Piping streams through multiple transformers #

You can pipe a stream through more than one transform using the readableStream's pipeThrough method.

In this case, we run the result through a text decoder and through a custom transform stream that converts the text to upper case.

import { fetch } from 'undici';
import { TextDecoderStream } from 'node:stream/web';

function UpperCaseTransformStream() {
  return new TransformStream({
    transform(chunk, controller) {
      controller.enqueue(chunk.toUpperCase());
    },
  });
}

async function fetchStream() {
  const response = await fetch('https://assets.codepen.io/32795/contact-ch24.txt')
  const stream = response.body
    .pipeThrough(new TextDecoderStream())
    .pipeThrough(UpperCaseTransformStream());

  for await (const chunk of stream) {
    console.log(chunk);
  }
}

fetchStream();

Pipe stream to a writable stream with pipeTo #

the pipeTo() method of readable streams pipes the output of the readable stream into a writable stream.

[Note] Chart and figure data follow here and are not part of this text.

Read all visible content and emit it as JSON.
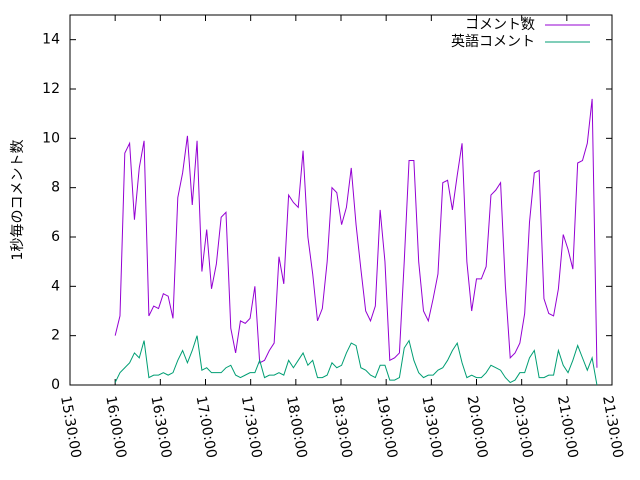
{
  "chart_data": {
    "type": "line",
    "y_label": "1秒毎のコメント数",
    "legend": "top-right",
    "xlim": [
      "15:30:00",
      "21:30:00"
    ],
    "xticks": [
      "15:30:00",
      "16:00:00",
      "16:30:00",
      "17:00:00",
      "17:30:00",
      "18:00:00",
      "18:30:00",
      "19:00:00",
      "19:30:00",
      "20:00:00",
      "20:30:00",
      "21:00:00",
      "21:30:00"
    ],
    "ylim": [
      0,
      15
    ],
    "yticks": [
      0,
      2,
      4,
      6,
      8,
      10,
      12,
      14
    ],
    "x": [
      "16:00:00",
      "16:03:12",
      "16:06:24",
      "16:09:36",
      "16:12:48",
      "16:16:00",
      "16:19:12",
      "16:22:24",
      "16:25:36",
      "16:28:48",
      "16:32:00",
      "16:35:12",
      "16:38:24",
      "16:41:36",
      "16:44:48",
      "16:48:00",
      "16:51:12",
      "16:54:24",
      "16:57:36",
      "17:00:48",
      "17:04:00",
      "17:07:12",
      "17:10:24",
      "17:13:36",
      "17:16:48",
      "17:20:00",
      "17:23:12",
      "17:26:24",
      "17:29:36",
      "17:32:48",
      "17:36:00",
      "17:39:12",
      "17:42:24",
      "17:45:36",
      "17:48:48",
      "17:52:00",
      "17:55:12",
      "17:58:24",
      "18:01:36",
      "18:04:48",
      "18:08:00",
      "18:11:12",
      "18:14:24",
      "18:17:36",
      "18:20:48",
      "18:24:00",
      "18:27:12",
      "18:30:24",
      "18:33:36",
      "18:36:48",
      "18:40:00",
      "18:43:12",
      "18:46:24",
      "18:49:36",
      "18:52:48",
      "18:56:00",
      "18:59:12",
      "19:02:24",
      "19:05:36",
      "19:08:48",
      "19:12:00",
      "19:15:12",
      "19:18:24",
      "19:21:36",
      "19:24:48",
      "19:28:00",
      "19:31:12",
      "19:34:24",
      "19:37:36",
      "19:40:48",
      "19:44:00",
      "19:47:12",
      "19:50:24",
      "19:53:36",
      "19:56:48",
      "20:00:00",
      "20:03:12",
      "20:06:24",
      "20:09:36",
      "20:12:48",
      "20:16:00",
      "20:19:12",
      "20:22:24",
      "20:25:36",
      "20:28:48",
      "20:32:00",
      "20:35:12",
      "20:38:24",
      "20:41:36",
      "20:44:48",
      "20:48:00",
      "20:51:12",
      "20:54:24",
      "20:57:36",
      "21:00:48",
      "21:04:00",
      "21:07:12",
      "21:10:24",
      "21:13:36",
      "21:16:48",
      "21:20:00"
    ],
    "series": [
      {
        "name": "コメント数",
        "color": "#9400d3",
        "values": [
          2.0,
          2.8,
          9.4,
          9.8,
          6.7,
          8.8,
          9.9,
          2.8,
          3.2,
          3.1,
          3.7,
          3.6,
          2.7,
          7.6,
          8.6,
          10.1,
          7.3,
          9.9,
          4.6,
          6.3,
          3.9,
          4.9,
          6.8,
          7.0,
          2.3,
          1.3,
          2.6,
          2.5,
          2.7,
          4.0,
          0.9,
          1.0,
          1.4,
          1.7,
          5.2,
          4.1,
          7.7,
          7.4,
          7.2,
          9.5,
          6.0,
          4.5,
          2.6,
          3.1,
          5.0,
          8.0,
          7.8,
          6.5,
          7.2,
          8.8,
          6.5,
          4.7,
          3.0,
          2.6,
          3.2,
          7.1,
          5.0,
          1.0,
          1.1,
          1.3,
          5.0,
          9.1,
          9.1,
          5.0,
          3.0,
          2.6,
          3.5,
          4.5,
          8.2,
          8.3,
          7.1,
          8.5,
          9.8,
          5.0,
          3.0,
          4.3,
          4.3,
          4.8,
          7.7,
          7.9,
          8.2,
          4.0,
          1.1,
          1.3,
          1.7,
          2.9,
          6.6,
          8.6,
          8.7,
          3.5,
          2.9,
          2.8,
          3.9,
          6.1,
          5.5,
          4.7,
          9.0,
          9.1,
          9.8,
          11.6,
          0.7
        ]
      },
      {
        "name": "英語コメント",
        "color": "#009e73",
        "values": [
          0.1,
          0.5,
          0.7,
          0.9,
          1.3,
          1.1,
          1.8,
          0.3,
          0.4,
          0.4,
          0.5,
          0.4,
          0.5,
          1.0,
          1.4,
          0.9,
          1.4,
          2.0,
          0.6,
          0.7,
          0.5,
          0.5,
          0.5,
          0.7,
          0.8,
          0.4,
          0.3,
          0.4,
          0.5,
          0.5,
          1.0,
          0.3,
          0.4,
          0.4,
          0.5,
          0.4,
          1.0,
          0.7,
          1.0,
          1.3,
          0.8,
          1.0,
          0.3,
          0.3,
          0.4,
          0.9,
          0.7,
          0.8,
          1.3,
          1.7,
          1.6,
          0.7,
          0.6,
          0.4,
          0.3,
          0.8,
          0.8,
          0.2,
          0.2,
          0.3,
          1.5,
          1.8,
          1.0,
          0.5,
          0.3,
          0.4,
          0.4,
          0.6,
          0.7,
          1.0,
          1.4,
          1.7,
          0.9,
          0.3,
          0.4,
          0.3,
          0.3,
          0.5,
          0.8,
          0.7,
          0.6,
          0.3,
          0.1,
          0.2,
          0.5,
          0.5,
          1.1,
          1.4,
          0.3,
          0.3,
          0.4,
          0.4,
          1.4,
          0.8,
          0.5,
          1.0,
          1.6,
          1.1,
          0.6,
          1.1,
          0.0
        ]
      }
    ]
  }
}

The appendToDomStream takes an element as a parameter and returns a writable stream that appends the current chunk to the element.

We fetch the content that we want to display, pipe it through a text decode, and then pipe it to the appendToDomStream() function indicating what element we want to insert it into.

function appendToDOMStream(el) {
  return new WritableStream({
    write(chunk) {
      el.append(chunk);
    }
  });
}

const preElement = document.createElement('pre')
document.body.append(preElement);

fetch('https://assets.codepen.io/32795/contact-ch24.txt').then((response) =>
  response.body
    .pipeThrough(new TextDecoderStream())
    .pipeTo(appendToDOMStream(preElement))
);

Further work #

In 2016 - the year of web streams, Jake Archibald talks about using streams in a service worker to create a faster experience for users.

When Jake wrote the article, transform streams were not available in browsers so the code was messy and hard for me to understand. It would be interesting to see how would it work not that we can pipe streams around.

Another interesting exercise would be to build HTML pages from Markdown using streams, similar to how I do it with Gulp.

There are probably more ideas, but these two are the ones that came to mind first.